Differential gene expression in mice infected with distinct Toxoplasma strains

Abstract

Toxoplasma gondii is the causative agent of toxoplasmosis in human and animals. In a mouse model, T. gondii strains can be divided into three groups, including the virulent, intermediately virulent, and nonvirulent. The clonal type I, II, and III T. gondii strains belong to these three groups, respectively. To better understand the basis of virulence phenotypes, we investigated mouse gene expression responses to the infection of different T. gondii strains at day 5 after intraperitoneal inoculation with 500 tachyzoites. The transcriptomes of mouse peritoneal cells showed that 1,927, 1,573, and 1,009 transcripts were altered more than 2-fold by type I, II, and III infections, respectively, and that the majority of altered transcripts were shared. Overall transcription patterns were similar in type I and type II infections, and both had greater changes than infection with type III. Quantification of parasite burden in mouse spleens showed that the burden with type I infection was 1,000 times higher than that of type II and that the type II burden was 20 times higher than that of type III. Fluorescence-activated cell sorting revealed that type I and II infections had comparable macrophage populations, and both were higher than the population with type III infection. In addition, type I infection had a higher percentage of neutrophils than type II and III infections. Taken together, these results suggested that there is a common gene expression response to T. gondii infection in mice. This response is further modified by parasite strain-specific factors that determine their distinct virulence phenotypes.

Fig 1

Hierarchical clustering analysis of gene expression in CD-1 outbred mice at day 5 postinfection with T. gondii GT1, PTG, and CTG strains.
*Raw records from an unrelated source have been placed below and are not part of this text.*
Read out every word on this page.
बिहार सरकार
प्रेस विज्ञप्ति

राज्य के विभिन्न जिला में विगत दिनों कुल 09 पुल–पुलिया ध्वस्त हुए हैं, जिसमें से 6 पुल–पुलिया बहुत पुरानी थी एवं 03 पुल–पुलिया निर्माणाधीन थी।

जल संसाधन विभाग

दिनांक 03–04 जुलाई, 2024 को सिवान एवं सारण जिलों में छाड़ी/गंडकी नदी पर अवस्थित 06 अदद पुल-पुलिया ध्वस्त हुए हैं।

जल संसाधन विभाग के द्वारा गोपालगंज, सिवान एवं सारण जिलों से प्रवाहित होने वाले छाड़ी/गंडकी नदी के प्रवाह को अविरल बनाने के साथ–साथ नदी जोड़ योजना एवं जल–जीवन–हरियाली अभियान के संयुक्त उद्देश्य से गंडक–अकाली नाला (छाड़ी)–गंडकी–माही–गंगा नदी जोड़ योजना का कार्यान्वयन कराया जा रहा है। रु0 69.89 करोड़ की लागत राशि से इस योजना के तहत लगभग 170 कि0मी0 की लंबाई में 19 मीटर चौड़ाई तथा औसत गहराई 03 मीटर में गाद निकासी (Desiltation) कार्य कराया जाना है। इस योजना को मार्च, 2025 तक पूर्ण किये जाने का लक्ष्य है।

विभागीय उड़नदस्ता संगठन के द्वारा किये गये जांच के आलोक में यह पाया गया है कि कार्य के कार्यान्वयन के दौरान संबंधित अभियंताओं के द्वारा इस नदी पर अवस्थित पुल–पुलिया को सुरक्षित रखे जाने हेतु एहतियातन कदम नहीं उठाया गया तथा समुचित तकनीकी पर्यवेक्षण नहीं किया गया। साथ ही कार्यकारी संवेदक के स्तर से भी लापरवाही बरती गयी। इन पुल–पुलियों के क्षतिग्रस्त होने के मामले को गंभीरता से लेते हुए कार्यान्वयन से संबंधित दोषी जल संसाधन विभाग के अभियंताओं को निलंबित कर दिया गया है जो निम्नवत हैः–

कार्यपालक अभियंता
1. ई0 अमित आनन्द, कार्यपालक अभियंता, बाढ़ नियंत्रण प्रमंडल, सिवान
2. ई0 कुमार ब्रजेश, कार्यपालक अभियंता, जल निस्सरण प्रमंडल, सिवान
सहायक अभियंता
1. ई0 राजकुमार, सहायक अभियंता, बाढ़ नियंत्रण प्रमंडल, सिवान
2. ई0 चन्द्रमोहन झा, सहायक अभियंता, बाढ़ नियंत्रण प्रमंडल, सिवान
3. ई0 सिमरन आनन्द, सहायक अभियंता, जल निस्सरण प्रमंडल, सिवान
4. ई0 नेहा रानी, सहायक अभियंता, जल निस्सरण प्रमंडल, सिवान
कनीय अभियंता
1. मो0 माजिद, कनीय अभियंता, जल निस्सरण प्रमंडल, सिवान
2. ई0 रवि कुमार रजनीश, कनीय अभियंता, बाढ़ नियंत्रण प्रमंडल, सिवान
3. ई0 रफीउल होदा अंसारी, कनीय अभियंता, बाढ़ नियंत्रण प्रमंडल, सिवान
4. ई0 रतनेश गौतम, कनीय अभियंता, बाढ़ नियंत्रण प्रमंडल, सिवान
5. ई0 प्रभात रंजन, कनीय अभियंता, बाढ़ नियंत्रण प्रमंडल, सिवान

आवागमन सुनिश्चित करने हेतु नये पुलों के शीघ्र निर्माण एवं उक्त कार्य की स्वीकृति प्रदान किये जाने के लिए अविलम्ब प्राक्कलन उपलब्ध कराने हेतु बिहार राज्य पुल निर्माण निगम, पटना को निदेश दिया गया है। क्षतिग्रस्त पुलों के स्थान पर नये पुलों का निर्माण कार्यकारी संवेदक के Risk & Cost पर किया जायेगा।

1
Mice that were not infected with T. gondii were included as negative controls (NEG). Red indicates high expression levels; blue indicates low expression levels. The bars on the left indicate clusters of genes with similar expression levels among different infections.

Fig 2

Venn diagram of gene expression in mice infected with GT1, PTG, and CTG strains. Genes with ≥2-fold up- or downregulation in infected mice versus uninfected (NEG) mice were included.

Fig 3

Comparison of mouse gene expression profiles for GT1, PTG, and CTG infection based on biological processes. Mouse genes that were up- or downregulated are sorted by the natural log of the fold change relative to the negative controls.

Fig 4

Parasite burdens in mice at day 5 postinfection. Parasite load was determined by qPCR. GT1 has a significantly higher parasite burden than PTG and CTG (*, P = 0.001, by ANOVA).

Fig 5

FACS analysis. Mice were infected with GT1, PTG, and CTG strains. Peritoneal cells were collected and stained for markers of dendritic cells (CD11c), macrophages (F4/80), and neutrophils (Ly-6G) and subsequently identified by FACS analysis.